When Liquidity and Markets Begin to Move Together
March 30th 2026
Markets are already adjusting — while liquidity conditions are beginning to shift alongside them
There’s Something Worth Noting
There are moments where individual data points matter less than how they begin to interact.
Over the past several weeks, markets have already been adjusting.
Equities have continued to drift lower, participation has narrowed, and credit spreads have begun to widen. None of these moves are extreme—but the direction has been consistent.
At the same time, another development has quietly re-emerged.
After appearing to stabilize—and even ease—the U.S. Treasury’s cash balance has now begun to rise again.
On its own, that might not stand out. But in the context of already-softening markets, it becomes more interesting.
And it leads us to a simple question:
If markets are already under some pressure, what happens if there’s simply less liquidity available to go around?
What We’re Actually Seeing
Let’s anchor this in the data.
The Treasury General Account (TGA)—effectively the government’s cash balance at the Federal Reserve—has now increased for three consecutive weeks, rising back toward recent highs.
Current level: ~$874B
Recent peak (8 weeks ago): ~$974B
A few weeks ago, the trajectory suggested liquidity might be easing back into the system. That direction has, at least for now, reversed.
At the same time:
Equities (S&P 500, Nasdaq) continue to trend lower
Market breadth continues to deteriorate
Credit spreads (High Yield vs Investment Grade) are widening
Emerging markets and China credit have rolled over
Individually, none of these are definitive.
Together, they suggest that markets are already adjusting to tighter conditions.
What the TGA Actually Does
To understand why this matters, we need to understand what the TGA represents.
The Treasury General Account is the pool of cash the U.S. government holds at the Federal Reserve.
When that balance rises, cash is effectively pulled out of the private financial system.

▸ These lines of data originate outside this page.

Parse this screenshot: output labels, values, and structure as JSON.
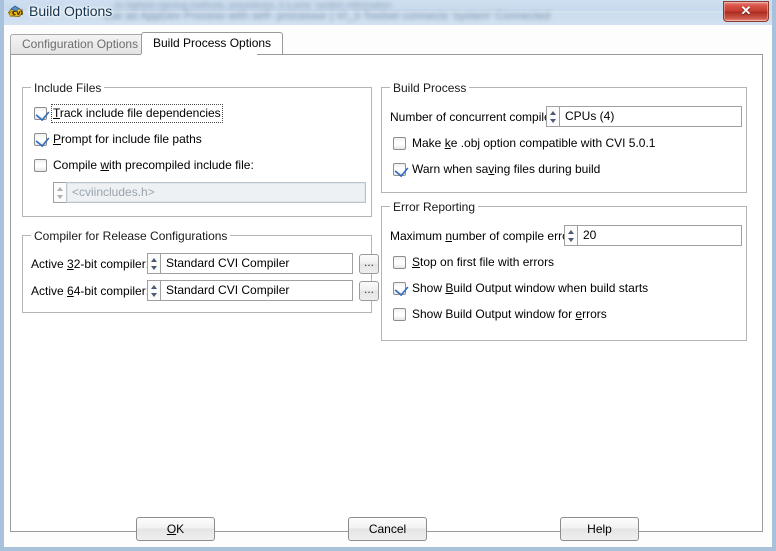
{
  "window": {
    "title": "Build Options",
    "icon": "cvi-app-icon",
    "close_label": "✕",
    "background_blur_line1": "...to highest-naming methods, procedures, it a prior ‘system information",
    "background_blur_line2": "use as AppDev Process with self- processor | VI_3 Toolset connects 'system' Connected"
  },
  "tabs": [
    {
      "label": "Configuration Options",
      "active": false
    },
    {
      "label": "Build Process Options",
      "active": true
    }
  ],
  "groups": {
    "include_files": {
      "title": "Include Files",
      "checkboxes": [
        {
          "label_pre": "",
          "label_u": "T",
          "label_post": "rack include file dependencies",
          "checked": true,
          "focused": true,
          "enabled": true
        },
        {
          "label_pre": "",
          "label_u": "P",
          "label_post": "rompt for include file paths",
          "checked": true,
          "focused": false,
          "enabled": true
        },
        {
          "label_pre": "Compile ",
          "label_u": "w",
          "label_post": "ith precompiled include file:",
          "checked": false,
          "focused": false,
          "enabled": true
        }
      ],
      "include_file_value": "<cviincludes.h>",
      "include_file_enabled": false
    },
    "compiler_release": {
      "title": "Compiler for Release Configurations",
      "rows": [
        {
          "label_pre": "Active ",
          "label_u": "3",
          "label_post": "2-bit compiler:",
          "value": "Standard CVI Compiler",
          "browse": "..."
        },
        {
          "label_pre": "Active ",
          "label_u": "6",
          "label_post": "4-bit compiler:",
          "value": "Standard CVI Compiler",
          "browse": "..."
        }
      ]
    },
    "build_process": {
      "title": "Build Process",
      "concurrent_label": "Number of concurrent compiles",
      "concurrent_value": "CPUs (4)",
      "checkboxes": [
        {
          "label_pre": "Make ",
          "label_u": "k",
          "label_post": "e .obj option compatible with CVI 5.0.1",
          "checked": false,
          "enabled": true
        },
        {
          "label_pre": "Warn when sa",
          "label_u": "v",
          "label_post": "ing files during build",
          "checked": true,
          "enabled": true
        }
      ]
    },
    "error_reporting": {
      "title": "Error Reporting",
      "max_errors_label_pre": "Maximum ",
      "max_errors_label_u": "n",
      "max_errors_label_post": "umber of compile errors:",
      "max_errors_value": "20",
      "checkboxes": [
        {
          "label_pre": "",
          "label_u": "S",
          "label_post": "top on first file with errors",
          "checked": false,
          "enabled": true
        },
        {
          "label_pre": "Show ",
          "label_u": "B",
          "label_post": "uild Output window when build starts",
          "checked": true,
          "enabled": true
        },
        {
          "label_pre": "Show Build Output window for ",
          "label_u": "e",
          "label_post": "rrors",
          "checked": false,
          "enabled": true
        }
      ]
    }
  },
  "buttons": {
    "ok_pre": "",
    "ok_u": "O",
    "ok_post": "K",
    "cancel": "Cancel",
    "help": "Help"
  },
  "colors": {
    "accent_blue": "#2f6cc0",
    "titlebar": "#c6d9ec",
    "close_red": "#c23a2c",
    "frame": "#a9c2dc"
  }
}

When it falls, that cash is released back into the system.
This is not a directional policy signal—it’s operational.
But mechanically, it influences how much liquidity is available across markets.
It’s less about intention, and more about where cash is sitting at a given moment in time.
Why This Moment Stands Out
What makes this moment notable is not the TGA in isolation—and not market weakness in isolation.
It’s the overlap.
Markets have already begun adjusting—gradually, but consistently.
At the same time, liquidity—at least at the margin—is no longer clearly easing.
These developments are occurring at the same time—and that overlap is worth paying attention to.
We are not seeing stress.
But we are beginning to see alignment across different layers of the system.
Exploring the Question
So we return to the question:
If markets are already under some pressure, what happens if there’s simply less liquidity available to go around?
Rather than jumping to conclusions, it’s more useful to think through how this dynamic works.
Markets Are Sensitive to Liquidity—Especially at the Margin
Markets are not driven by fundamentals alone—they are heavily influenced by the availability of capital.
When liquidity is abundant:
Risk is more easily absorbed
Volatility tends to compress
Credit flows more freely
When liquidity becomes more limited:
Markets become more sensitive
Positioning becomes more cautious
Buyers become more selective
This doesn’t create immediate stress—but it changes behavior.
Liquidity Doesn’t Need to Collapse to Matter
Even small shifts can:
Reduce excess cushion
Increase sensitivity to new information
Amplify existing trends
This becomes more relevant when markets are already in a fragile or adjusting state.
This Is About Interaction—Not Direction
It’s tempting to simplify:
“Liquidity down → markets down”
But that misses the point.
What matters is that markets and liquidity are now interacting, rather than moving independently.
That interaction is where insight lives.
The System Remains Stable
Despite all of this:
Funding markets are functioning
No signs of systemic stress
No breakdown in financial plumbing
The system itself remains stable.
And that’s an important anchor.
What This Means for Investors
Understanding this dynamic changes how we interpret the environment.
It’s no longer just about direction—it’s about conditions.
Right now:
Markets are adjusting
Liquidity is no longer clearly easing
Credit is beginning to reflect caution
But the system remains stable
That combination matters more than any single signal.
Closing Thought
Markets are already moving.
At the same time, liquidity conditions are beginning to shift at the margin.
Neither development alone defines the moment—but together, they begin to shape it.
For now, that interaction is simply something worth paying attention to.